Location: Bioproducts Research
Project Number: 2030-30600-002-000-D
Project Type: In-House Appropriated
Start Date: Jun 5, 2025
End Date: Jun 4, 2030
Objective:
Objective 1: Develop novel active ingredients with reduced human and environmental hazards.
Objective 2: Thermochemical processing of underutilized biomass resources.
Objective 3: Enable new commercial materials made from biopolymers.
Approach:
Displacing chemical synthesis with enzymatic conversion and (3) Synthesizing green materials via fermentation. For biomass that is not easily converted via these biochemical means, thermochemical conversion is applied.
Objective 1: Develop novel active ingredients with reduced human and environmental hazards by creating self-assembled reversible agents. Our team pioneered a Schiff base bonding mechanism for generating self-assembled reversible active agents, which is applied here to create safer active ingredients. This includes reversible antibiotics that reduce human and environmental hazards and minimize antibiotic resistance of microbes. Other bioproducts from Schiff base chemistry will include food preservatives, disinfectants, cleaning agents, and sanitizers.
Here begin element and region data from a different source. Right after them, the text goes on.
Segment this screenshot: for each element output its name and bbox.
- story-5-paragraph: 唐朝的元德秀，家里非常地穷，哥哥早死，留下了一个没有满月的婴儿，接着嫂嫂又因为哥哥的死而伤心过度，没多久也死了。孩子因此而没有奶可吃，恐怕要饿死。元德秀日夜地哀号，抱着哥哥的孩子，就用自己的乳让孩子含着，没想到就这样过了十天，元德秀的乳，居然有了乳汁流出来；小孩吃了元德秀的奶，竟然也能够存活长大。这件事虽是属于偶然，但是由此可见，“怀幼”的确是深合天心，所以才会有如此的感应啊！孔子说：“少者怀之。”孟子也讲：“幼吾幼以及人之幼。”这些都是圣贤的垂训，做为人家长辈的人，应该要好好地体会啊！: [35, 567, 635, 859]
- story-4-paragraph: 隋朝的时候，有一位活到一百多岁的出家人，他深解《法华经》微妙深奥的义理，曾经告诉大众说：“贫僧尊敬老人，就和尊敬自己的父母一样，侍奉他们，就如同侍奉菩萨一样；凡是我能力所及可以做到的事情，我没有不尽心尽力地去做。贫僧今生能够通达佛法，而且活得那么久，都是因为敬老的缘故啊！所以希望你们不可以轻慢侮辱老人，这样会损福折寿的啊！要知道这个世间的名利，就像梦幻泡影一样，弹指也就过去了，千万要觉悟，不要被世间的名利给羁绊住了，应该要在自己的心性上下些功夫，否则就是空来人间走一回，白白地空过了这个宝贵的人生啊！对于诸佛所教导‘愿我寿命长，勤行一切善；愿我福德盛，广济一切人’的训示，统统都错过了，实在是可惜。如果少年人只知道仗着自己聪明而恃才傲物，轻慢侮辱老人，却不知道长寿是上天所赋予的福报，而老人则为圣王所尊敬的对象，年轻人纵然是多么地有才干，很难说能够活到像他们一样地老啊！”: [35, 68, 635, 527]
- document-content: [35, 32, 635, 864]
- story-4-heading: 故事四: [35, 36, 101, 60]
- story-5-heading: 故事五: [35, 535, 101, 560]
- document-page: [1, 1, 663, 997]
Objective 2: Thermochemical processing of underutilized biomass resources. Ag-derived biomass will be converted to value-added bioproducts including water filters and chemical scaffolds via thermochemical reactions that form tailored biochar materials that meet specific market needs. Objectives 3 depends on displacing chemical synthesis with enzymatic conversion and synthesizing green materials via fermentation. For biomass that is not easily converted via these biochemical means, thermochemical conversion is applied.
Objective 3: Enable new commercial materials made from biopolymers. Our modern lifestyle is highly dependent on petroleum-based plastics for almost every facet of life, however, this dependance on plastic comes with environmental and toxicological risk of microplastic exposure, which is being addressed here. The basic tenet behind Objective 3 is that, if it is unavoidable that humans are to absorb nano- or microplastics, we propose aiming for plastic additives that are benign-by-design by using plant-based additives. Additives are to meet food-grade or even medical-grade standards, reducing their risk level. Tests will be applied to ensure that new additives will be safe for both environmental exposure and even unintended human ingestion.